Sotto stimolo del GnRH (Gonadotropin Releasing Hormone), secreto dall'ipotalamo, l'ipofisi a sua volta produce le gonadotropine: FSH (ormone follicolo stimolante), che induce il reclutamento e la crescita di un follicolo ovarico, e LH (ormone luteinizzante), che completa la maturazione del follicolo e successivamente determina la sua deiscenza (rottura) con espulsione della cellula uovo.

L'utero ha una funzione di "contenitore" che ciclicamente viene preparato ad accogliere la gravidanza.

Questa preparazione si esercita a livello dell'endometrio, tessuto che riveste la cavità  uterina, ad opera degli ormoni prodotti dalle ovaia.

Le tube (o salpingi) sono delle strutture di collegamento tra l'utero e la cavità  addominale.

Le ovaia contengono le cellule uovo. Ogni donna, fin dall'epoca dal suo concepimento nell'utero materno, possiede un patrimonio di cellule uovo che è prefissato ed è in stato di "riposo" fino alla pubertà . Da questo momento, mensilmente, con l'attivazione dell'asse ipotalamo-ipofisi-ovaio e produzione di FSH (ormone follicolo stimolante) una di queste cellule uovo viene reclutata e matura all'interno di una piccola cisti ovarica, chiamata follicolo. La maturazione follicolare è responsabile della produzione di ormoni, gli estrogeni, i quali, a loro volta, vanno ad agire sull'endometrio determinando la sua crescita (fase follicolare).
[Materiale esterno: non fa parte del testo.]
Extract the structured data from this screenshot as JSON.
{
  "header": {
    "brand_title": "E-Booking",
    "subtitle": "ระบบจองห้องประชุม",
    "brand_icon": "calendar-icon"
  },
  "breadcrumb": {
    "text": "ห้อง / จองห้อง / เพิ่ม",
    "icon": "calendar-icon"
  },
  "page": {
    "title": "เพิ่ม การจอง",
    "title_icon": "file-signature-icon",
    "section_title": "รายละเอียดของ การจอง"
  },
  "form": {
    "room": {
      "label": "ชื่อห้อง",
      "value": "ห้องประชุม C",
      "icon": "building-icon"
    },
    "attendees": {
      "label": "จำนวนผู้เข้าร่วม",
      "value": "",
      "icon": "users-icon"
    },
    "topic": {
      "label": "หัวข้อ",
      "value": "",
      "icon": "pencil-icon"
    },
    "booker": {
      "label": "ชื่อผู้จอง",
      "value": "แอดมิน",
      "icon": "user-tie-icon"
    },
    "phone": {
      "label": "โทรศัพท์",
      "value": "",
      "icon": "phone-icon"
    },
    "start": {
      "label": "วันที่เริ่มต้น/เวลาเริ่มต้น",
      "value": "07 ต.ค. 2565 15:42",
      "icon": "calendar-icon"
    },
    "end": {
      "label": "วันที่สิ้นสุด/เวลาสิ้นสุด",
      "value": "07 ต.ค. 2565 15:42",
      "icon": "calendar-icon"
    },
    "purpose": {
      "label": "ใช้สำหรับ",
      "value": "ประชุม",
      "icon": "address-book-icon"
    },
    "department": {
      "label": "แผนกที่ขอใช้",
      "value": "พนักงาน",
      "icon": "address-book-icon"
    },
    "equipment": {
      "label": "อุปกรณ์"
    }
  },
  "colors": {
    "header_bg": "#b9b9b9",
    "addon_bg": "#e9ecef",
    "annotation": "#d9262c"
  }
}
Quando i livelli circolanti di estrogeni raggiungono un determinato valore, il livello centrale ne è informato e risponde producendo una quantità  elevata ("picco") di ormone luteinizzante (LH).
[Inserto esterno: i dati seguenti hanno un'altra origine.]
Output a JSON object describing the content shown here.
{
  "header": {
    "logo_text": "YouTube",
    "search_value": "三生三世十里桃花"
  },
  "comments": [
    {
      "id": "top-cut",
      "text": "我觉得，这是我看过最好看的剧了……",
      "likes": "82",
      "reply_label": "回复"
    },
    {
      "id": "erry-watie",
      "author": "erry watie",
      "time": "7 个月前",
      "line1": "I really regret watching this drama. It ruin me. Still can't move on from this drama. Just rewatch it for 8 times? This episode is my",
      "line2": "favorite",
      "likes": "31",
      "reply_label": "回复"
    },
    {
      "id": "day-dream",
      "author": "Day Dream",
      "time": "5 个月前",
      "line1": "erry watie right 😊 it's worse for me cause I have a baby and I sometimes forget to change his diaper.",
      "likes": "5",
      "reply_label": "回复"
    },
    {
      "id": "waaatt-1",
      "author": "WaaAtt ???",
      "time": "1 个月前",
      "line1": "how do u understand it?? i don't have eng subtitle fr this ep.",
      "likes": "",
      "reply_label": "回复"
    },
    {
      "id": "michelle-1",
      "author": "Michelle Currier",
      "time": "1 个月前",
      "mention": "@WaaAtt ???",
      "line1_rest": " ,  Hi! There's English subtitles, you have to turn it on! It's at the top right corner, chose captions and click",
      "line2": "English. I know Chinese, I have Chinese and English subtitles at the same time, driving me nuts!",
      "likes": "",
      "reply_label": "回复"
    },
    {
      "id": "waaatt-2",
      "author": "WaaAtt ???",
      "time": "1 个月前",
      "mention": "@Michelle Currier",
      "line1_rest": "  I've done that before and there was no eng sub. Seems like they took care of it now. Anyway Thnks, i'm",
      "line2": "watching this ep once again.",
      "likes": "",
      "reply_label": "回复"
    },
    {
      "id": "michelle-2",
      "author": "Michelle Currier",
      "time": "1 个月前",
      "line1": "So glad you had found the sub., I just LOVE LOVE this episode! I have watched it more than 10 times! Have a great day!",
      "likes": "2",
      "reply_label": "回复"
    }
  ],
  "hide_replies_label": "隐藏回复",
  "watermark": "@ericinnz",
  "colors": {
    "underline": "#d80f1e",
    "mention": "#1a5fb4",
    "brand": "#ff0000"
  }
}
Il picco di LH è un momento cruciale del processo in quanto determina la maturazione definitiva della cellula uovo ed è responsabile dei meccanismi che portano alla rottura del follicolo (deiscenza) e alla liberazione della cellula uovo matura.

A questo punto l'ovulazione è completata. Il follicolo si trasforma in corpo luteo, una cisti che produce progesterone che completa la preparazione dell'endometrio e lo rende idoneo ad accogliere la gravidanza (impianto e/o annidamento della cellula uovo fecondata) (fase luteinica).

In caso di mancato impianto si assiste alla mestruazione, sfaldamento dell'endometrio, causato dalla caduta dei livelli ormonali di estrogeni e progesterone. In caso di impianto, e quindi di gravidanza, il mantenimento dei livelli ormonali è sostenuto dallo stesso embrione tramite un ormone, la beta HCG, la cui produzione determina la positività  del test di gravidanza.